Parent's Resource Center


Overview Discipline
  • Discipline isn't just about punishment.
  • People have many concerns about bringing up children in the right way.
  • Everyone wants their children to:
    • care about others
    • care about the world
    • be interested in others
    • be kind, thoughtful and considerate
    • behave appropriately.
  • Some people think children can be spoiled by being given lots of attention. But giving children lots of love and attention means they will be happy and content with good self esteem.
  • Children are not naturally naughty. They usually respond to sensible, honest comments which help them understand their behavior.

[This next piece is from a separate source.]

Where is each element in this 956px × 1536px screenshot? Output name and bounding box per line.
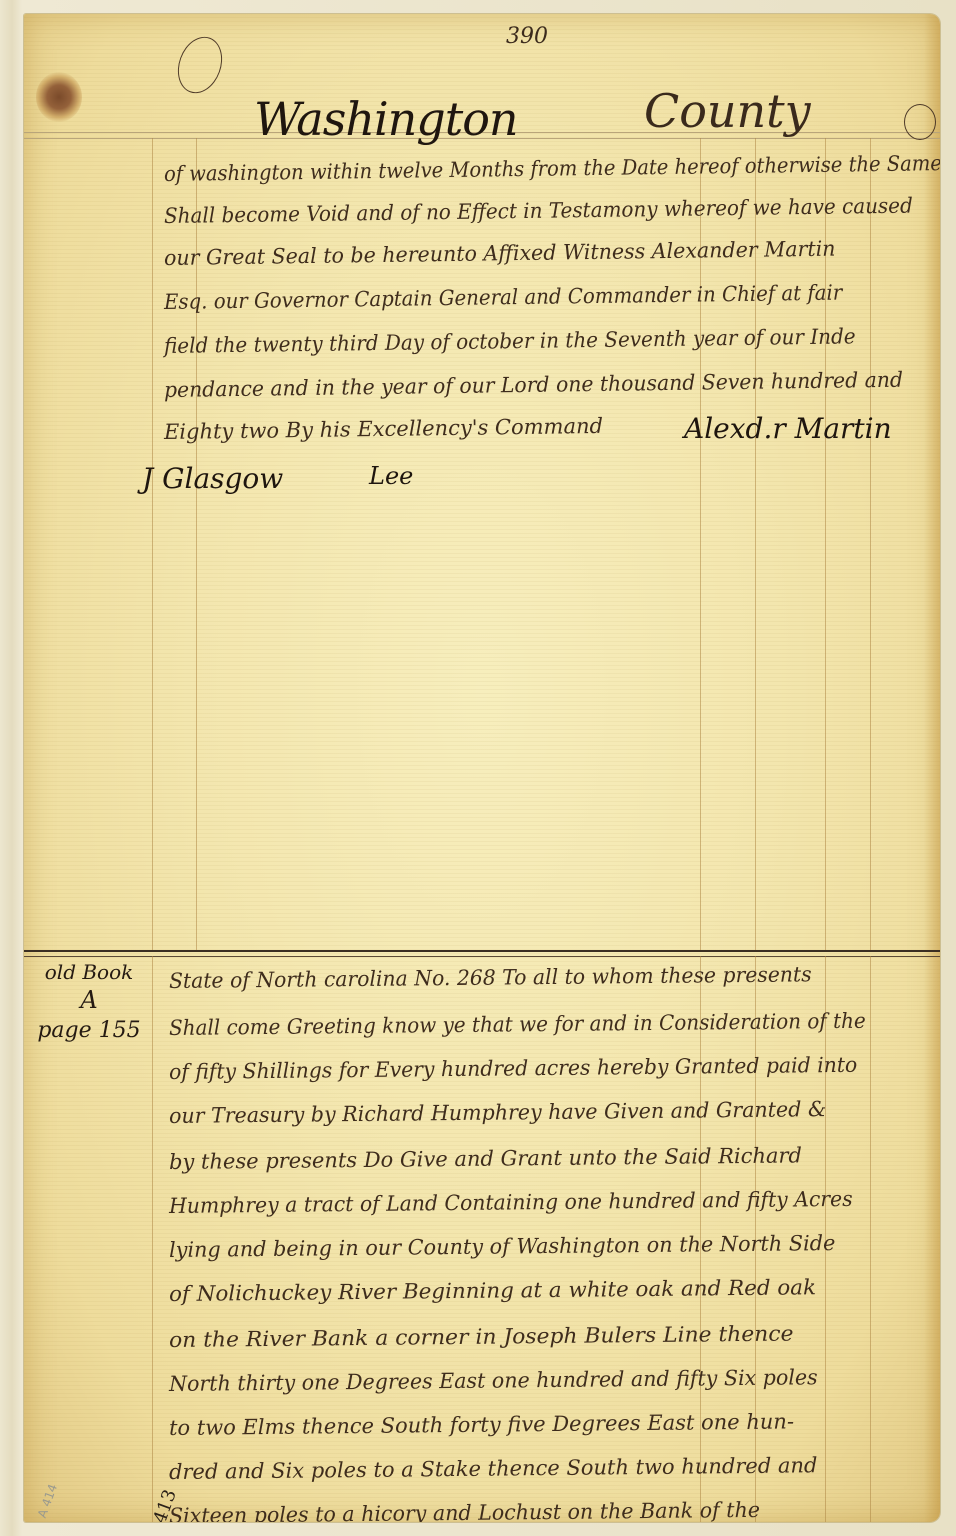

  • Suggested reading list of books which should be readily available at public libraries:  PRC has a number of high-lighted books.

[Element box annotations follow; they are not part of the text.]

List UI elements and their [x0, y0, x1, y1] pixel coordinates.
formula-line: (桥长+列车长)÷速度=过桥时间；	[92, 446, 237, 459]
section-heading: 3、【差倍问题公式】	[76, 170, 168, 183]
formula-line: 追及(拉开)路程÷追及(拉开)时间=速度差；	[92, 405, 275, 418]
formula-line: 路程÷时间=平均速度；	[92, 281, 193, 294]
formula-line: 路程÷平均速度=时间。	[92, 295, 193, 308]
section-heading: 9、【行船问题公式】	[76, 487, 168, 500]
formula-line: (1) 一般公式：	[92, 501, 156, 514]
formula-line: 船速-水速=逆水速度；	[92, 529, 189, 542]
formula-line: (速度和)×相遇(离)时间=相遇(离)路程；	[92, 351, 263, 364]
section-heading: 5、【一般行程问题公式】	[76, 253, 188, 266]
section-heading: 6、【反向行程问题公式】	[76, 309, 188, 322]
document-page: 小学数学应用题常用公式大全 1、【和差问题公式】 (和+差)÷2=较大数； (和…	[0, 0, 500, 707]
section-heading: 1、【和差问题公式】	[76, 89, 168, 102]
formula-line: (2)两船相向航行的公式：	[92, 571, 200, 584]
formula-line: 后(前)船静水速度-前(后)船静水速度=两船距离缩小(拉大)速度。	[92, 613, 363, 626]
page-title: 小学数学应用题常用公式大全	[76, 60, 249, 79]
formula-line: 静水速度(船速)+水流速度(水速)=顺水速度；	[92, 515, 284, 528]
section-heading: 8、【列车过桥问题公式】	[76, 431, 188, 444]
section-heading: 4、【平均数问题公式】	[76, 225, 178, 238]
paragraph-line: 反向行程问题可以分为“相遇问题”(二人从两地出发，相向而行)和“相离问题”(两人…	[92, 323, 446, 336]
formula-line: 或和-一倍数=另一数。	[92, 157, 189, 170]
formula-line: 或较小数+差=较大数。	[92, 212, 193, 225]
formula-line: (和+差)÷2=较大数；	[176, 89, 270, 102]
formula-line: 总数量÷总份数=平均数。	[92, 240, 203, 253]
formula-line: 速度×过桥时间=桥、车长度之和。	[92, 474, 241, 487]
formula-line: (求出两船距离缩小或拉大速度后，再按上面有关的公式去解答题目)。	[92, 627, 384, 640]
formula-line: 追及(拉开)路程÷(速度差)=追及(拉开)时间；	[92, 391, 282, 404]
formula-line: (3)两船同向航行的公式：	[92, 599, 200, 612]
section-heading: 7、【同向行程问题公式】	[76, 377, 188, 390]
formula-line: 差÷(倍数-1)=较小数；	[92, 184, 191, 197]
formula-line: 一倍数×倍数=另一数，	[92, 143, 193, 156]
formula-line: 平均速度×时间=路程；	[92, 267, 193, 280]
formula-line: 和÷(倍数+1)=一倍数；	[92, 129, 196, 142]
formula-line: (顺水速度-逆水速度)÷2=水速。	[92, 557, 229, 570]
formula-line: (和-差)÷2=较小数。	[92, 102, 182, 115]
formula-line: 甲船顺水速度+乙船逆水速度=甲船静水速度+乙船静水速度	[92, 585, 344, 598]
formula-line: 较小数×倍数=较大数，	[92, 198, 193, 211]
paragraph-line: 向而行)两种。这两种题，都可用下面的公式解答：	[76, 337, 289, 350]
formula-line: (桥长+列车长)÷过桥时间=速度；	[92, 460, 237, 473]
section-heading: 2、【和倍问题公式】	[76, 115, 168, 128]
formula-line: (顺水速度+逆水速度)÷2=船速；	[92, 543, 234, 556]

    • 'Every Parent, A Positive Approach to Children's Behavior' by Matthew R.Sanders PhD Published by Addison-Wesley Publishing Company, 1992.
    • 'Toddler Taming, A parent's guide to (surviving) the first four years' by Dr Christopher Green, published by Doubleday Australia Pty Limited, 984.
    • 'Coping with the Family' by Dr John Irvine, published in Sun by Pan Macmillan Publishers Australia in 1994
Talking back 
  • Some parents feel they must 'win' arguments with their children.
  • If there is a disagreement, explain the matter sensibly and calmly to your child.
  • If they are treated as intelligent people they will react positively.
  • Make sure you explain why you feel the way you do.
  • Ask the child why they feel the way they do and LISTEN to their answer.
  • If the 'argument' is over something dangerous, explain the dangers calmly.
  • If the child is too young to understand, remove them from the danger.
Making rules Discipline
  • Many people believe you should smack children. Children want to do the right thing and are usually happy to comply when things are explained simply to them.
  • You may like to make some rules and discuss them with your child.
  • If there are problems perhaps you could ban television for one day, send them to their room until they calm down or make them sit absolutely still for a few minutes. Find a way which suits you and your child.
  • It is important to be consistent. If you make a rule then stick to it.
  • Some parents feel they must not let children 'get away' with things. Set limits, rules and boundaries and give reasons for these. Explain what behavior is acceptable and why.
  • Let children be part of your family's decision making process. Let them decide as many things as possible for themselves, explain the consequences and if necessary let them experience the consequences. This way they will learn about themselves and self control.
  • Rules and boundaries can be set in a positive way:


    • give reasons for rules
    • tell your children what sort of behavior is acceptable and why
    • have a few simple rules which help children decide what is dangerous, destructive or disturbing to others.